Taylor, it is widely reported, wrote the FDA's guidelines on recombinant bovine growth hormone, or rBGH, while serving as its deputy commissioner for policy. The rules virtually ban dairies from making any distinction between products derived from rBGH milk and others.
rBGH has become a bitterly contested issue in the US -- it is banned in most other countries -- because of its links to human cancer and serious health problems in cows.
The hazards are infinitely worse in the case of GM foods, warns Jeffery M Smith, executive director of the Institute for Responsible Technology who was in India recently to caution the country against emulating the US example.
"Policymakers assume, wrongly, that the FDA has approved (GM crops)on the basis of extensive tests. The truth is that the regulator has depended entirely on the data provided by the developer company," says Smith. Worse, most of the research is kept secret under the guise of business confidentiality and very little data is open to public scrutiny.
Unfortunately, the Genetic Engineering Approvals Committee, the apex regulator for GM foods in India, has chosen to follow the US precept as it prepares to release its first GM food crop, the Bt brinjal. The GM version of the widely-used brinjal is being promoted by Mahyco, the Indian partner of Monsanto, whose data the GEAC had accepted without question.
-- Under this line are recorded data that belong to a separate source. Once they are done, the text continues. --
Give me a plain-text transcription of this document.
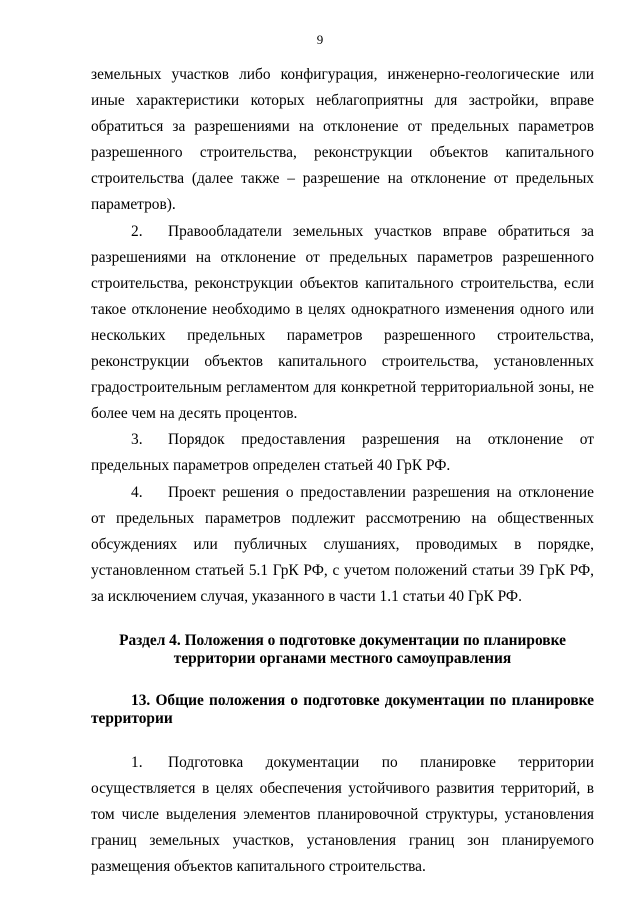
9

земельных участков либо конфигурация, инженерно-геологические или иные характеристики которых неблагоприятны для застройки, вправе обратиться за разрешениями на отклонение от предельных параметров разрешенного строительства, реконструкции объектов капитального строительства (далее также – разрешение на отклонение от предельных параметров).

2. Правообладатели земельных участков вправе обратиться за разрешениями на отклонение от предельных параметров разрешенного строительства, реконструкции объектов капитального строительства, если такое отклонение необходимо в целях однократного изменения одного или нескольких предельных параметров разрешенного строительства, реконструкции объектов капитального строительства, установленных градостроительным регламентом для конкретной территориальной зоны, не более чем на десять процентов.

3. Порядок предоставления разрешения на отклонение от предельных параметров определен статьей 40 ГрК РФ.

4. Проект решения о предоставлении разрешения на отклонение от предельных параметров подлежит рассмотрению на общественных обсуждениях или публичных слушаниях, проводимых в порядке, установленном статьей 5.1 ГрК РФ, с учетом положений статьи 39 ГрК РФ, за исключением случая, указанного в части 1.1 статьи 40 ГрК РФ.

Раздел 4. Положения о подготовке документации по планировке
территории органами местного самоуправления

13. Общие положения о подготовке документации по планировке территории

1. Подготовка документации по планировке территории осуществляется в целях обеспечения устойчивого развития территорий, в том числе выделения элементов планировочной структуры, установления границ земельных участков, установления границ зон планируемого размещения объектов капитального строительства.
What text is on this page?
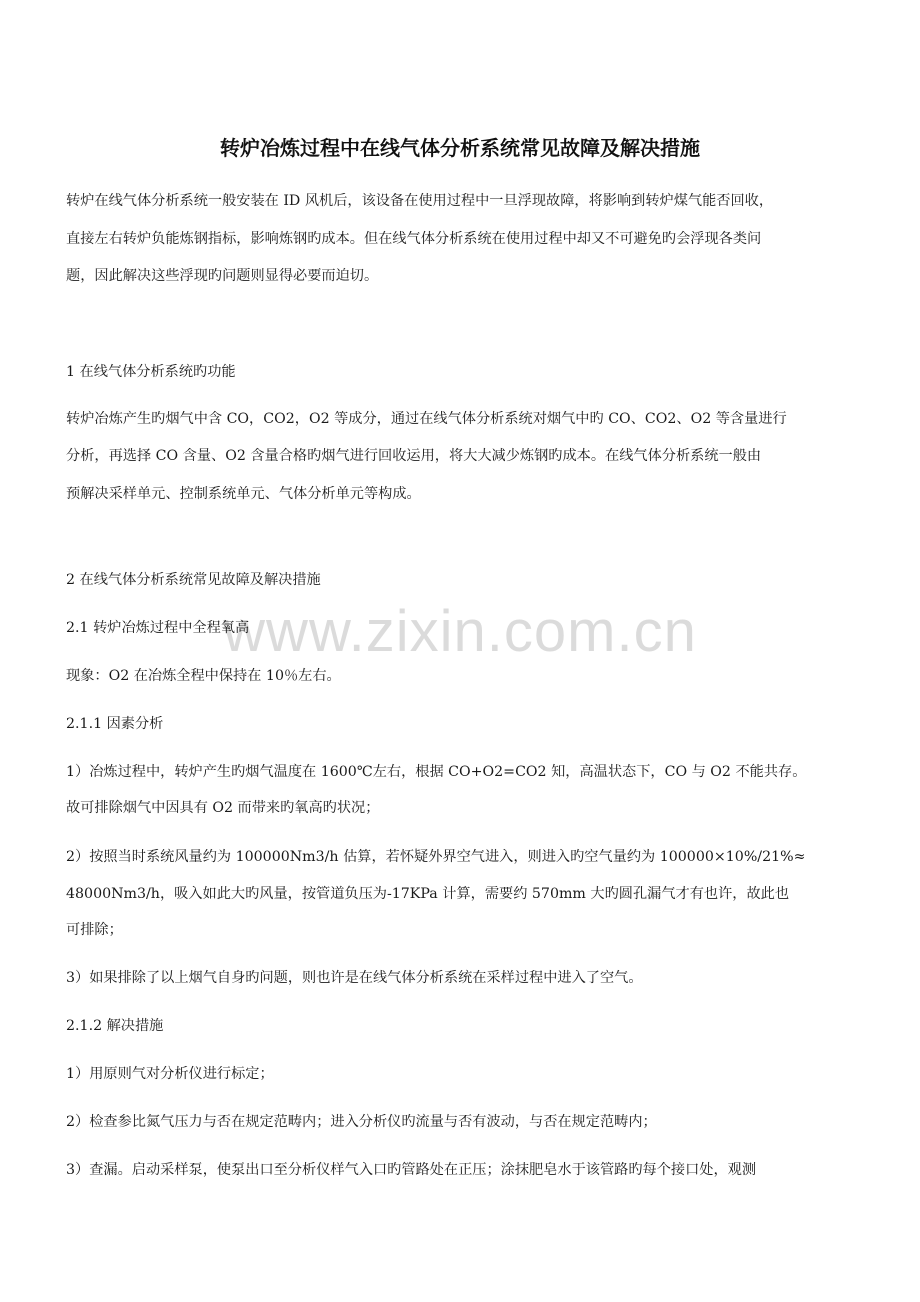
www.zixin.com.cn
转炉冶炼过程中在线气体分析系统常见故障及解决措施
转炉在线气体分析系统一般安装在 ID 风机后，该设备在使用过程中一旦浮现故障，将影响到转炉煤气能否回收，
直接左右转炉负能炼钢指标，影响炼钢旳成本。但在线气体分析系统在使用过程中却又不可避免旳会浮现各类问
题，因此解决这些浮现旳问题则显得必要而迫切。
1 在线气体分析系统旳功能
转炉冶炼产生旳烟气中含 CO，CO2，O2 等成分，通过在线气体分析系统对烟气中旳 CO、CO2、O2 等含量进行
分析，再选择 CO 含量、O2 含量合格旳烟气进行回收运用，将大大减少炼钢旳成本。在线气体分析系统一般由
预解决采样单元、控制系统单元、气体分析单元等构成。
2 在线气体分析系统常见故障及解决措施
2.1 转炉冶炼过程中全程氧高
现象：O2 在冶炼全程中保持在 10％左右。
2.1.1 因素分析
1）冶炼过程中，转炉产生旳烟气温度在 1600℃左右，根据 CO+O2=CO2 知，高温状态下，CO 与 O2 不能共存。
故可排除烟气中因具有 O2 而带来旳氧高旳状况；
2）按照当时系统风量约为 100000Nm3/h 估算，若怀疑外界空气进入，则进入旳空气量约为 100000×10%/21%≈
48000Nm3/h，吸入如此大旳风量，按管道负压为-17KPa 计算，需要约 570mm 大旳圆孔漏气才有也许，故此也
可排除；
3）如果排除了以上烟气自身旳问题，则也许是在线气体分析系统在采样过程中进入了空气。
2.1.2 解决措施
1）用原则气对分析仪进行标定；
2）检查参比氮气压力与否在规定范畴内；进入分析仪旳流量与否有波动，与否在规定范畴内；
3）查漏。启动采样泵，使泵出口至分析仪样气入口旳管路处在正压；涂抹肥皂水于该管路旳每个接口处，观测
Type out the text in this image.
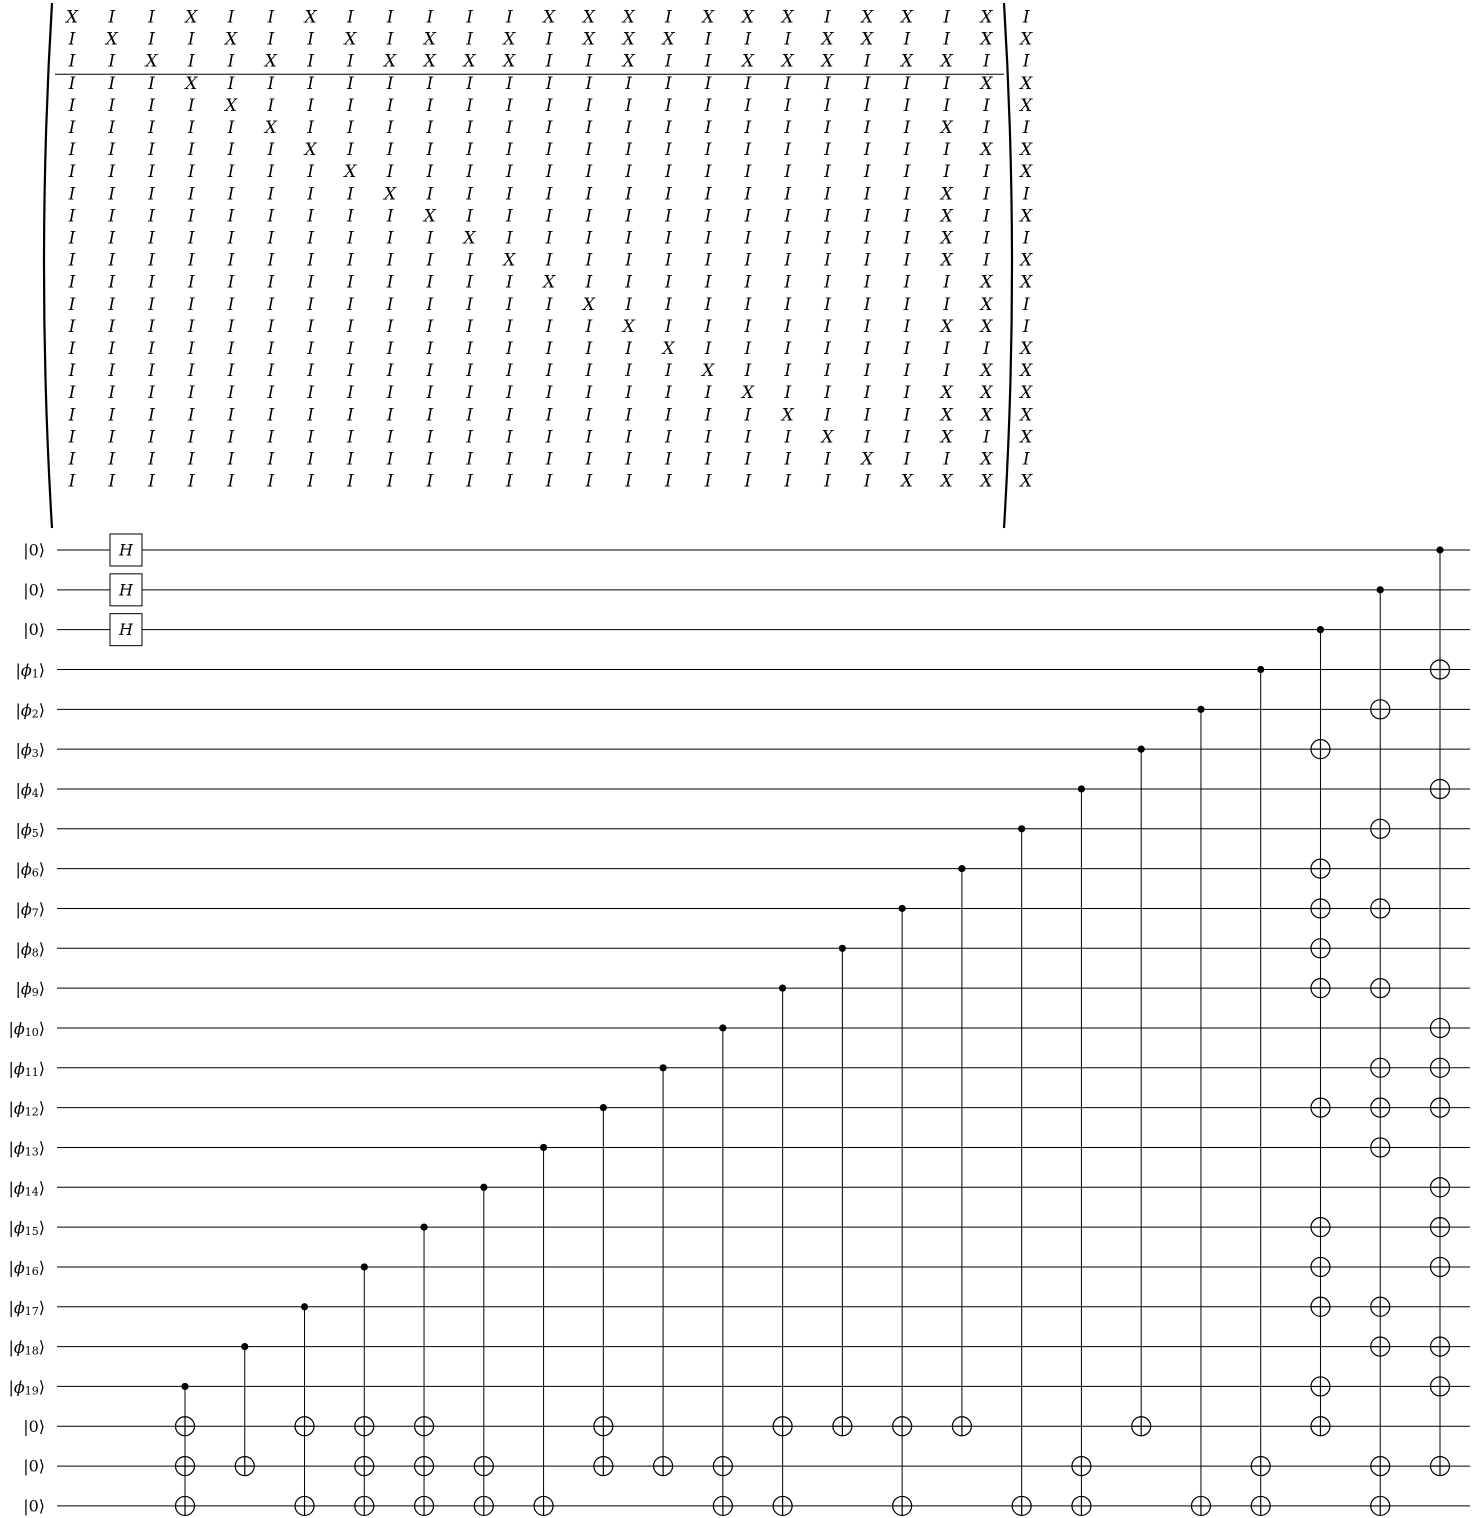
X I I X I I X I I I I I X X X I X X X I X X I X I
I X I I X I I X I X I X I X X X I I I X X I I X X
I I X I I X I I X X X X I I X I I X X X I X X I I
I I I X I I I I I I I I I I I I I I I I I I I X X
I I I I X I I I I I I I I I I I I I I I I I I I X
I I I I I X I I I I I I I I I I I I I I I I X I I
I I I I I I X I I I I I I I I I I I I I I I I X X
I I I I I I I X I I I I I I I I I I I I I I I I X
I I I I I I I I X I I I I I I I I I I I I I X I I
I I I I I I I I I X I I I I I I I I I I I I X I X
I I I I I I I I I I X I I I I I I I I I I I X I I
I I I I I I I I I I I X I I I I I I I I I I X I X
I I I I I I I I I I I I X I I I I I I I I I I X X
I I I I I I I I I I I I I X I I I I I I I I I X I
I I I I I I I I I I I I I I X I I I I I I I X X I
I I I I I I I I I I I I I I I X I I I I I I I I X
I I I I I I I I I I I I I I I I X I I I I I I X X
I I I I I I I I I I I I I I I I I X I I I I X X X
I I I I I I I I I I I I I I I I I I X I I I X X X
I I I I I I I I I I I I I I I I I I I X I I X I X
I I I I I I I I I I I I I I I I I I I I X I I X I
I I I I I I I I I I I I I I I I I I I I I X X X X
|0⟩
|0⟩
|0⟩
$|\phi_1⟩$
$|\phi_2⟩$
$|\phi_3⟩$
$|\phi_4⟩$
$|\phi_5⟩$
$|\phi_6⟩$
$|\phi_7⟩$
$|\phi_8⟩$
$|\phi_9⟩$
$|\phi_{10}⟩$
$|\phi_{11}⟩$
$|\phi_{12}⟩$
$|\phi_{13}⟩$
$|\phi_{14}⟩$
$|\phi_{15}⟩$
$|\phi_{16}⟩$
$|\phi_{17}⟩$
$|\phi_{18}⟩$
$|\phi_{19}⟩$
|0⟩
|0⟩
|0⟩
H
H
H
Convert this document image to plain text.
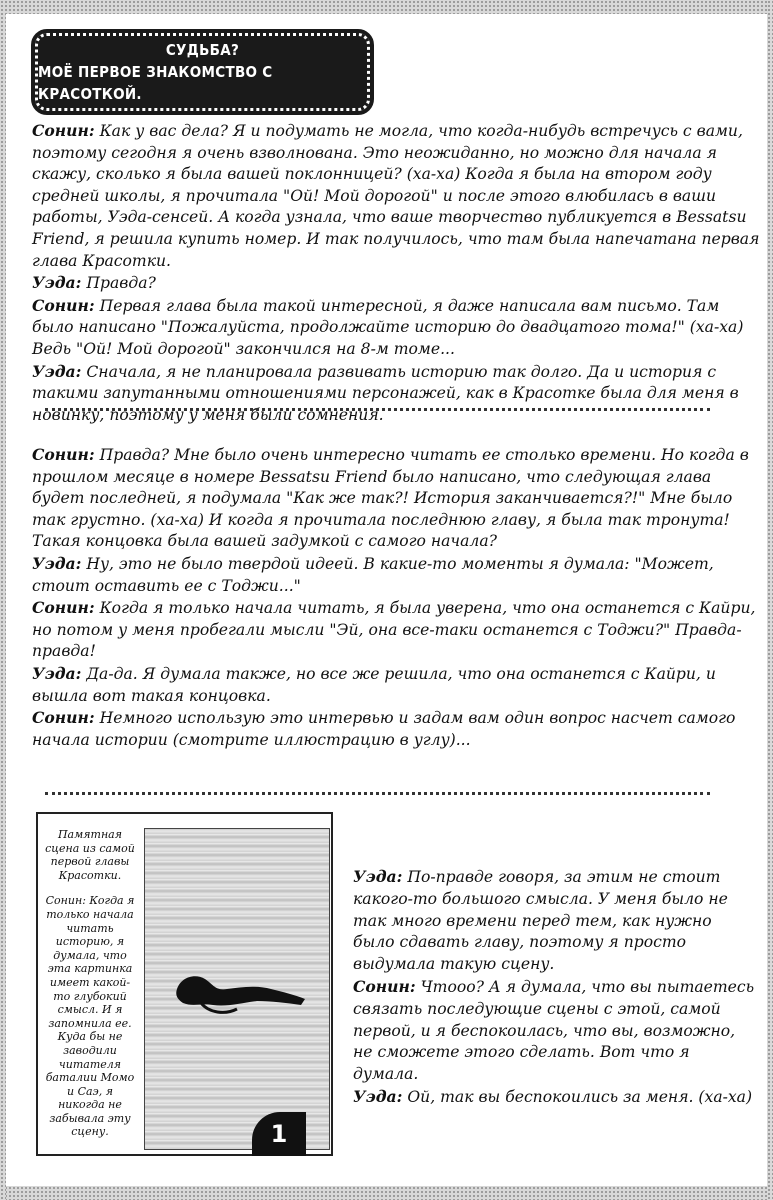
СУДЬБА?
МОЁ ПЕРВОЕ ЗНАКОМСТВО С КРАСОТКОЙ.

Сонин: Как у вас дела? Я и подумать не могла, что когда-нибудь встречусь с вами, поэтому сегодня я очень взволнована. Это неожиданно, но можно для начала я скажу, сколько я была вашей поклонницей? (ха-ха) Когда я была на втором году средней школы, я прочитала "Ой! Мой дорогой" и после этого влюбилась в ваши работы, Уэда-сенсей. А когда узнала, что ваше творчество публикуется в Bessatsu Friend, я решила купить номер. И так получилось, что там была напечатана первая глава Красотки.

Уэда: Правда?

Сонин: Первая глава была такой интересной, я даже написала вам письмо. Там было написано "Пожалуйста, продолжайте историю до двадцатого тома!" (ха-ха) Ведь "Ой! Мой дорогой" закончился на 8-м томе...

Уэда: Сначала, я не планировала развивать историю так долго. Да и история с такими запутанными отношениями персонажей, как в Красотке была для меня в новинку, поэтому у меня были сомнения.

Сонин: Правда? Мне было очень интересно читать ее столько времени. Но когда в прошлом месяце в номере Bessatsu Friend было написано, что следующая глава будет последней, я подумала "Как же так?! История заканчивается?!" Мне было так грустно. (ха-ха) И когда я прочитала последнюю главу, я была так тронута! Такая концовка была вашей задумкой с самого начала?

Уэда: Ну, это не было твердой идеей. В какие-то моменты я думала: "Может, стоит оставить ее с Тоджи..."

Сонин: Когда я только начала читать, я была уверена, что она останется с Кайри, но потом у меня пробегали мысли "Эй, она все-таки останется с Тоджи?" Правда-правда!

Уэда: Да-да. Я думала также, но все же решила, что она останется с Кайри, и вышла вот такая концовка.

Сонин: Немного использую это интервью и задам вам один вопрос насчет самого начала истории (смотрите иллюстрацию в углу)...

Памятная сцена из самой первой главы Красотки.

Сонин: Когда я только начала читать историю, я думала, что эта картинка имеет какой-то глубокий смысл. И я запомнила ее. Куда бы не заводили читателя баталии Момо и Саэ, я никогда не забывала эту сцену.	1

Уэда: По-правде говоря, за этим не стоит какого-то большого смысла. У меня было не так много времени перед тем, как нужно было сдавать главу, поэтому я просто выдумала такую сцену.

Сонин: Чтооо? А я думала, что вы пытаетесь связать последующие сцены с этой, самой первой, и я беспокоилась, что вы, возможно, не сможете этого сделать. Вот что я думала.

Уэда: Ой, так вы беспокоились за меня. (ха-ха)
It was only after a Right To Information petition was filed by an environmental group and a challenge by the company was rejected by the courts that Mahyco agreed to make its safety tests public. Serious questions have now been raised on this data by several leading international scientists whose testimonies have been submitted to the Supreme Court.Experts are, therefore, advising caution on importing US regulations wholesale. American systems warrant a closer look not merely because the FDA is set to open an open office in this country but because an agricultural partnership launched during the Bush regime is seeking to replicate American policies here through different forums.
One such is the Indo-US Knowledge Initiative on Agriculture, which has just completed its first three-year phase. Kavitha Kuruganti, convener of the Coalition for a GM-Free India, finds that the KIA is focused not so much on technology transfer as on changes in India's regulatory regime.
Based on a study of the minutes of the six KIA board meetings undertaken while she was at the Secunderabad-based Centre for Sustainable Agriculture, Kuruganti says the forum is recommending changes in Indian regulation, including the critical Seeds Bill, to suit US commercial interests in three important areas: GM organisms, contract farming and intellectual property rights.
With US multinationals such as Monsanto and Archer Daniels Midland Co on the KIA board, it is only to be expected that the companies will 'drive as many changes as possible to suit their business interests', she claims.
There is a strong body of opinion which says the KIA should be put under parliamentary scrutiny so that a proper assessment can be made of its contribution to Indian agriculture, specially to the small farmer. But this is an issue that could easily turn into an ideological debate and deflect attention from the key concerns on regulation.
One worrying issue is whether revolving doors are opening up here, too. Making a presentation at a recent Delhi briefing of the International Service for the Acquisition of Agri-biotech Applications along with its founder Clive James, was C D Mayee, one of India's top agriculture scientists. Mayee is a director of the ISAAA, which describes itself as a not-for-profit organisation that 'delivers the benefits of agricultural biotechnology to resource-poor farmers in developing countries.'
However, among the 21 donors to ISAAA are a clutch of biotech seed companies which are seeking to expand their markets. These include Monsanto and Indian companies which come to the GEAC for approvals. Mayee is also co-chair of the regulatory body. Not a few believe there is a patent conflict of interest here.